Dante strongly influences both Chappell and Wright, though the latter eventually resigns himself to being simply “a God-fearing agnostic,” whereas Chappell follows Dante in celebrating “the love that moves the sun and other stars.” Byer, probably the least orthodox of these poets, chooses to lay up treasures on earth, rejecting the transcendent in favor of a Native American spirituality of immanence, while Morgan and Marion find in nature what Marion calls a “vocabulary of wonders” akin to Emerson’s conviction that nature is the language of the spiritual.
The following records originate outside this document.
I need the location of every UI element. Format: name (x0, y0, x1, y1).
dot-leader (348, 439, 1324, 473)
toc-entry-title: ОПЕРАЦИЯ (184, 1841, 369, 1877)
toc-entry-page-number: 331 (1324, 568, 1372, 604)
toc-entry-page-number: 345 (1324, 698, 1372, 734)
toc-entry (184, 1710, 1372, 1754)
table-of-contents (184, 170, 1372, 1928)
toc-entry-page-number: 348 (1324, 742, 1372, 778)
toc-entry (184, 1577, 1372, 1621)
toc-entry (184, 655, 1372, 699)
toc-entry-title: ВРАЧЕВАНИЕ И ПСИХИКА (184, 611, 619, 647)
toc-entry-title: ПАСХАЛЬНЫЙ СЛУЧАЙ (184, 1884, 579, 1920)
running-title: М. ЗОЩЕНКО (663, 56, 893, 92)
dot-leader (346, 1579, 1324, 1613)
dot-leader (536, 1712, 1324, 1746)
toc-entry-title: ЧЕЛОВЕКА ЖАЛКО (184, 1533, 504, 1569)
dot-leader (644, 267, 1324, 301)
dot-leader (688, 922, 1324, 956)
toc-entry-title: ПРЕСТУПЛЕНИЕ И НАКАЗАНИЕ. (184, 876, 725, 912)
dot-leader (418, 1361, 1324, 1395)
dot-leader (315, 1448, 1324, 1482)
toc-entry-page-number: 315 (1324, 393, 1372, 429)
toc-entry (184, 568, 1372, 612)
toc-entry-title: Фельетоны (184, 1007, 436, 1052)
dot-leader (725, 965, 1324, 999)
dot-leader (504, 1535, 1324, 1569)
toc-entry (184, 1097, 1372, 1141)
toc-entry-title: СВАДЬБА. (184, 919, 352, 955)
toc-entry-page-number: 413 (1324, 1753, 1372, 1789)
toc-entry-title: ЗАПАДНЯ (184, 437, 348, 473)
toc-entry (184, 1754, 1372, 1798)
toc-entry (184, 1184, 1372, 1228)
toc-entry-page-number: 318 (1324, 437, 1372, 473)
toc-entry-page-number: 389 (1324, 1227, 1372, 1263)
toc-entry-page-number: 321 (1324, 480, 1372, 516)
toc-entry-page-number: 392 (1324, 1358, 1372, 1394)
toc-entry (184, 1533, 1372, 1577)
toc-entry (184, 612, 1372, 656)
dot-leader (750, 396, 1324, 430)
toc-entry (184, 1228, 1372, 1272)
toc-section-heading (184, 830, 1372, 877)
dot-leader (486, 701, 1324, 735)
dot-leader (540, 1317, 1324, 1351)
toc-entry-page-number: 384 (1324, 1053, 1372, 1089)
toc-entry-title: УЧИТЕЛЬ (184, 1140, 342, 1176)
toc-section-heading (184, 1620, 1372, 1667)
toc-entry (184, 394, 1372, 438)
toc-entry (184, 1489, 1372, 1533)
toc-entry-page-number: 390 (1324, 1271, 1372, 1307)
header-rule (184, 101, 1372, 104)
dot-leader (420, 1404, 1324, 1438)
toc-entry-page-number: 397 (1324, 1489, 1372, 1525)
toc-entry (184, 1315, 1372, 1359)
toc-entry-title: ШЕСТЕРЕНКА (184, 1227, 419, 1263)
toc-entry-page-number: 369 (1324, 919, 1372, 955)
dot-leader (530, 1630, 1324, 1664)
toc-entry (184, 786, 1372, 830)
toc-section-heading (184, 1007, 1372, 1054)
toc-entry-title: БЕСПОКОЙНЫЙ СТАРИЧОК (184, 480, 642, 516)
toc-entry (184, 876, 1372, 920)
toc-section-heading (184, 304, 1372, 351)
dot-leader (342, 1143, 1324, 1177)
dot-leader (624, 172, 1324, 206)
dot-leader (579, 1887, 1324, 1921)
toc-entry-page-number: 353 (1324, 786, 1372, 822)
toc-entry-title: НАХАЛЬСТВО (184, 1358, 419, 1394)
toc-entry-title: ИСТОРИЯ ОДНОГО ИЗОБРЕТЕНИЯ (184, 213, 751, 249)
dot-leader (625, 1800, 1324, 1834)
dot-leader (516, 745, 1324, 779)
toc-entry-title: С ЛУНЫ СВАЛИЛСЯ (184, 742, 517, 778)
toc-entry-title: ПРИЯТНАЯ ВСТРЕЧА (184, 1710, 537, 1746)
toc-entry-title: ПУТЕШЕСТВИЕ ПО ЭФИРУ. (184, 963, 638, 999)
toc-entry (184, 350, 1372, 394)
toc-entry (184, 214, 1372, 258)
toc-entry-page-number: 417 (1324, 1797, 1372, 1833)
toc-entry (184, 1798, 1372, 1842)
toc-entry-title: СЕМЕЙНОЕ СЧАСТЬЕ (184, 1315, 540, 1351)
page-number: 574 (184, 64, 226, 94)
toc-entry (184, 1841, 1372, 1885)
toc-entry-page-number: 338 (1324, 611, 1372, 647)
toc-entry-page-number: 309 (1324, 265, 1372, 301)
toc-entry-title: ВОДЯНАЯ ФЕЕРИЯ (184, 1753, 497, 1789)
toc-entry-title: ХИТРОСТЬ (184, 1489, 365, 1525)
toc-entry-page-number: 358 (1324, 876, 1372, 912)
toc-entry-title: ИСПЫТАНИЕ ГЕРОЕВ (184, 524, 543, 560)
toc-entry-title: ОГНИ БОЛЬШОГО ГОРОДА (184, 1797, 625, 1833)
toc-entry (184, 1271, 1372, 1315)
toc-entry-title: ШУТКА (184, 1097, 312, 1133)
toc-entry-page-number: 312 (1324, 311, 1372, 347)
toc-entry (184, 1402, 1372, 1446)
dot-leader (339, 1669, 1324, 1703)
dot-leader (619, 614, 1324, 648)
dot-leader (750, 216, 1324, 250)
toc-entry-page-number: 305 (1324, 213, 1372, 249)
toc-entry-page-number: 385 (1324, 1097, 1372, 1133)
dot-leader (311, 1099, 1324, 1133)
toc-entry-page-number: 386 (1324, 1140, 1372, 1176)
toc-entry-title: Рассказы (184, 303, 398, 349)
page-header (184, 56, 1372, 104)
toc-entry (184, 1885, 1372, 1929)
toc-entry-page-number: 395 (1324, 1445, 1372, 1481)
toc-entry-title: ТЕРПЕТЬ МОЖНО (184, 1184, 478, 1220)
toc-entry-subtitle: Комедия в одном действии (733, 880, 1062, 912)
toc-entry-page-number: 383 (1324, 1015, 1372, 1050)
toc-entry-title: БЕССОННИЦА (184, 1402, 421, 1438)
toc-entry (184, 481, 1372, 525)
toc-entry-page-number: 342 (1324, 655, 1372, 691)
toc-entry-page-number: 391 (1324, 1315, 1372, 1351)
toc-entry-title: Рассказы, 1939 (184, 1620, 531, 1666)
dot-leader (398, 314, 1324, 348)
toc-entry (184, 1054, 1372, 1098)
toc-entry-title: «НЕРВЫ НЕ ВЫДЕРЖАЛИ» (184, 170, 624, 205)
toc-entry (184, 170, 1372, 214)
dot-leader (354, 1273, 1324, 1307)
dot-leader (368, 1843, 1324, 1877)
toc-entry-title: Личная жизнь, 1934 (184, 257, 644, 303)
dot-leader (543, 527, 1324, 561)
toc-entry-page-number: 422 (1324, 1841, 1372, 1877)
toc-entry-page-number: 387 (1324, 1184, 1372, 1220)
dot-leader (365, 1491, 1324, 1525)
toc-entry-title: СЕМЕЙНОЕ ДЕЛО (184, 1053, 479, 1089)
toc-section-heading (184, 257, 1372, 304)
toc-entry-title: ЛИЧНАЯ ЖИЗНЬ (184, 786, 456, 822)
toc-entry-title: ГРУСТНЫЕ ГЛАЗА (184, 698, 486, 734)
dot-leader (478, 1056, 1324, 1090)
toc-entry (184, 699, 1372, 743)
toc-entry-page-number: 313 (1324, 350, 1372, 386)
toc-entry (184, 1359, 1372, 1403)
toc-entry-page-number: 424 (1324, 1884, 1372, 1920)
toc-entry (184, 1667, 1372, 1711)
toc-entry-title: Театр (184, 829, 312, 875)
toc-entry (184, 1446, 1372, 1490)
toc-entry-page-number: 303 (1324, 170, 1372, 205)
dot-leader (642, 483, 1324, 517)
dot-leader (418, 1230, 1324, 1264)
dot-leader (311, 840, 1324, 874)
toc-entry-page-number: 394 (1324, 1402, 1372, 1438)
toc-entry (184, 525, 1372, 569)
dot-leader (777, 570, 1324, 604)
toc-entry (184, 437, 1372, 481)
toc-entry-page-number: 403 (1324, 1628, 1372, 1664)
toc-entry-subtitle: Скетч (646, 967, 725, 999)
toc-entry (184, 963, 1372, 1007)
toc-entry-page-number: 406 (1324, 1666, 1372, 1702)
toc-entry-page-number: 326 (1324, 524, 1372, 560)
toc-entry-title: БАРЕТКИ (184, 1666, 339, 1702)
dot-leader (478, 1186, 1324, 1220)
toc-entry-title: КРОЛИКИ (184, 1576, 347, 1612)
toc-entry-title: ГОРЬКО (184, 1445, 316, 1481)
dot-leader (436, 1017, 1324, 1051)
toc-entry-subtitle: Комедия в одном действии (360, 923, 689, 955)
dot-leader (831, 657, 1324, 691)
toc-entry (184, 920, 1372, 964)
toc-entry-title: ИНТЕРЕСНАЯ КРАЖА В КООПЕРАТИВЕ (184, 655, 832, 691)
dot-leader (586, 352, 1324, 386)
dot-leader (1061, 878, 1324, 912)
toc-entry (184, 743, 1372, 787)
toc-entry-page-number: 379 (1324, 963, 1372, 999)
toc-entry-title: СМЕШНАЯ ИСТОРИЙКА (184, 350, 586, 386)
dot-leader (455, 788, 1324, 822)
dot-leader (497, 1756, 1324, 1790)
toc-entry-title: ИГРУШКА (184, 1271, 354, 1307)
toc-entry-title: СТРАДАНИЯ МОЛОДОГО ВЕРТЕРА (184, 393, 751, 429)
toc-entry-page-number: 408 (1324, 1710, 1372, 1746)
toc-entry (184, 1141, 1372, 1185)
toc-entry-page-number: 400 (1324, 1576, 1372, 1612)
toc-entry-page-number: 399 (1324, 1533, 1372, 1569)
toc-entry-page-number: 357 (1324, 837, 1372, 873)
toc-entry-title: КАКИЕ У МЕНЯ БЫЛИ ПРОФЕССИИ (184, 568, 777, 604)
Employing close readings of the poets’ work and relating it to British and American Romanticism as well as contemporary eco-theology and eco-criticism, Lang’s book is the most ambitious and searching foray yet into the worlds of these renowned post–World War II Appalachian poets.

John Lang, professor of English at Emory & Henry College in Emory, Virginia, is the author ofUnderstanding Fred Chappell and editor of Appalachia and Beyond: Conversations with Writers from the Mountain South.